Kamu İktisadi Teşebbüslerinde (KİT) yıllardır görev yapan işçilere verilen “kadro sözü”, artık bir vaat değil, bir muamma haline geldi. Defalarca miting kürsülerinden dillendirilen bu vaat, seçimden seçime hatırlanan bir “vaat rutini”ne dönüştü. Bu insanların hayatlarını ipotek altına alan belirsizlik hali, sadece ekonomik değil, aynı zamanda psikolojik bir yıkım sürecine dönüştü. “Hepsine kadro verdik, bizden bir şey beklemeyin” gibi cümlelerle, hak arayan işçiye sitem edilir hale gelindi. Hâlbuki bekledikleri bir lütuf değil, yıllardır alın teri döktükleri işler için anayasal haktı.

KİT ve Belediye Şirketleri (BİT) Arasındaki Paralel Yapı

Belediyelerde ise bambaşka bir tablo var. 696 sayılı KHK ile işçilere “kadro geliyor” denildi ama bu kadro belediyelerin iştiraki olan şirketlere geçiş olarak uygulandı. İşçiye “artık taşeron değilsin” denildi ama hakları taşeron işçiden farksız kaldı. Hukuken işçi statüsü değiştirilmiş gibi gösterildi ancak fiiliyatta statü aynen devam etti. Hatta bazı belediyelerde, işe alımlar ve işten çıkarmalar artık siyasi referanslara bağlandı. Bu uygulamalar ne sosyal hukuk devletine yakışır ne de sosyal adalet ilkesine. Kimi belediyelerde aynı işi yapan iki personel arasında ücret, izin ve sosyal haklar konusunda uçurumlar oluştu.

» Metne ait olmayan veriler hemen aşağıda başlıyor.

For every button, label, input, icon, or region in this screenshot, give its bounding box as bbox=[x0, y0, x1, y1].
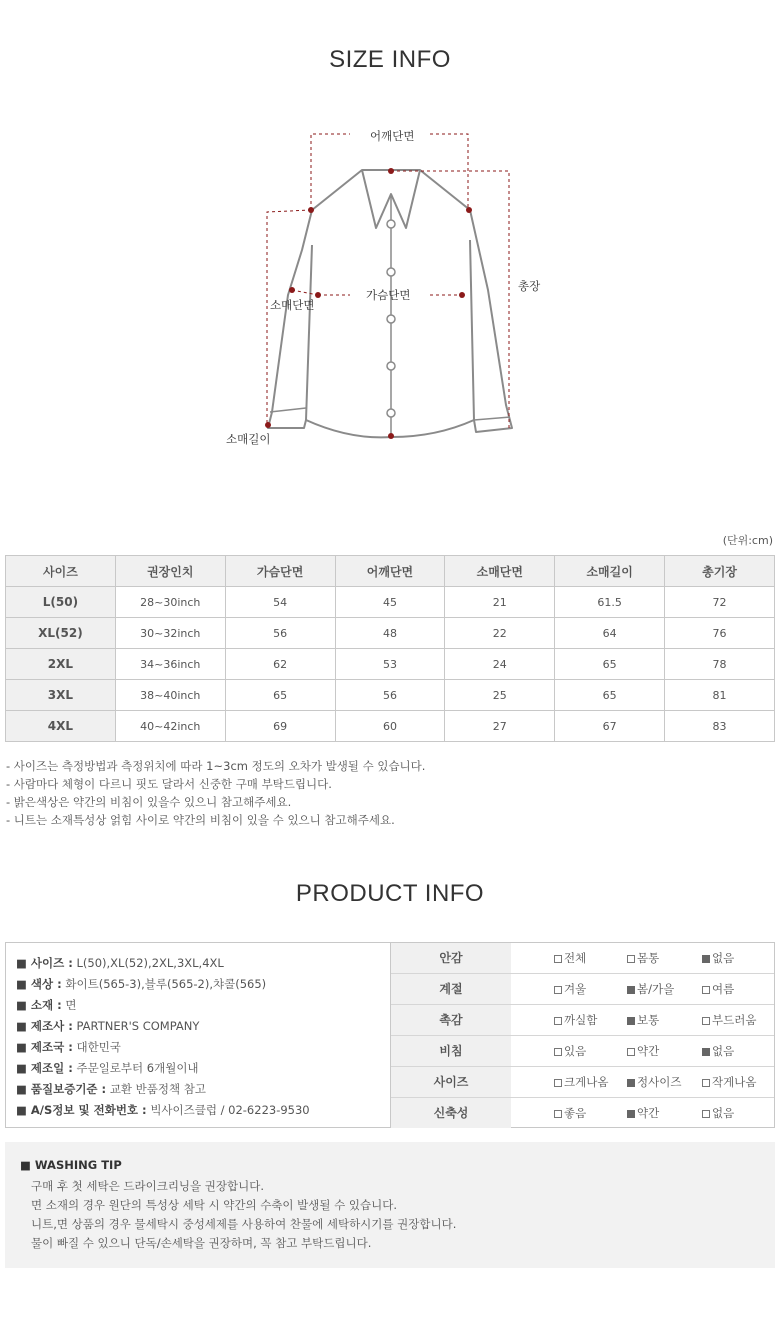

Kadrolularla aynı sorumluluğu taşıyan şirket işçileri, adeta gölgede çalışıyor. Kamunun asli işlerini yapanlar, “şirket çalışanı” gibi gösteriliyor. Oysa ortada fiili bir kadro var ama hukuki güvence yok.

Hem KİT işçileri hem de belediye şirket çalışanları için sorun aslında ortaktır: Siyasi irade, çözmek yerine ötelemeyi tercih ediyor. Muhalefet milletvekilleri tarafından Meclis kürsüsünden defalarca KİT ve BİT mağdurları dile getirildi. Ama tüm bu çağrılar, yukarıdan aşağıya bir sessizlik duvarına çarpıyor.

Bu mesele, artık sadece bir işçilik meselesi değildir; aynı zamanda bir adalet, liyakat ve sosyal vicdan meselesi olmuştur.

Taşeronluk Bir Sistemdir. Şirket İsmiyle Değil, Emeğin Karşılığıyla Ölçülür

Bugün adı “şirket”, yarın adı “hizmet alımı” olan bu düzen, taşeronluğun sadece kılık değiştirmiş halidir. Emeğin karşılığını gerçek anlamda vermeyen, güvence sunmayan, hakları keyfiyete bağlayan her yapı, hangi isim altında olursa olsun, taşeron sistemidir. Onun için Belediyelerde çalışan işçilere bugün tahsis edildiği iddia edilen kadro özde değil sözde kadrodur.

Bir kamu hastanesinde çalışan temizlik görevlisinin, bir belediye garajında görev yapan şoförün ya da bir KİT’te yıllardır mesai yapan bir teknisyenin; tek isteği var: “Devletin işini yapıyorsam, devletin kadrosunda olayım.” Bu kadar net, bu kadar haklı bir talep nasıl olur da bu kadar görmezden gelinir?

Emekçinin İradesi Masaya Davet Edilmeden Çözülemez!

Bu sorun sadece iktidarın değil, aynı zamanda muhalefetin ve sendikaların da sınavıdır. Bugün birçok belediyeleri yöneten muhalefet partilerinde bu konuda gerekli adımları derhal atması gerekmektedir. Bazı sendikalarsa sözüm ona emeğin yanındalar ama ellerindeki yetkiyi kullanmıyorlar. Ya susuyor ya da koltuklarının rahatı bozulmasın diye üç maymunu oynuyorlar.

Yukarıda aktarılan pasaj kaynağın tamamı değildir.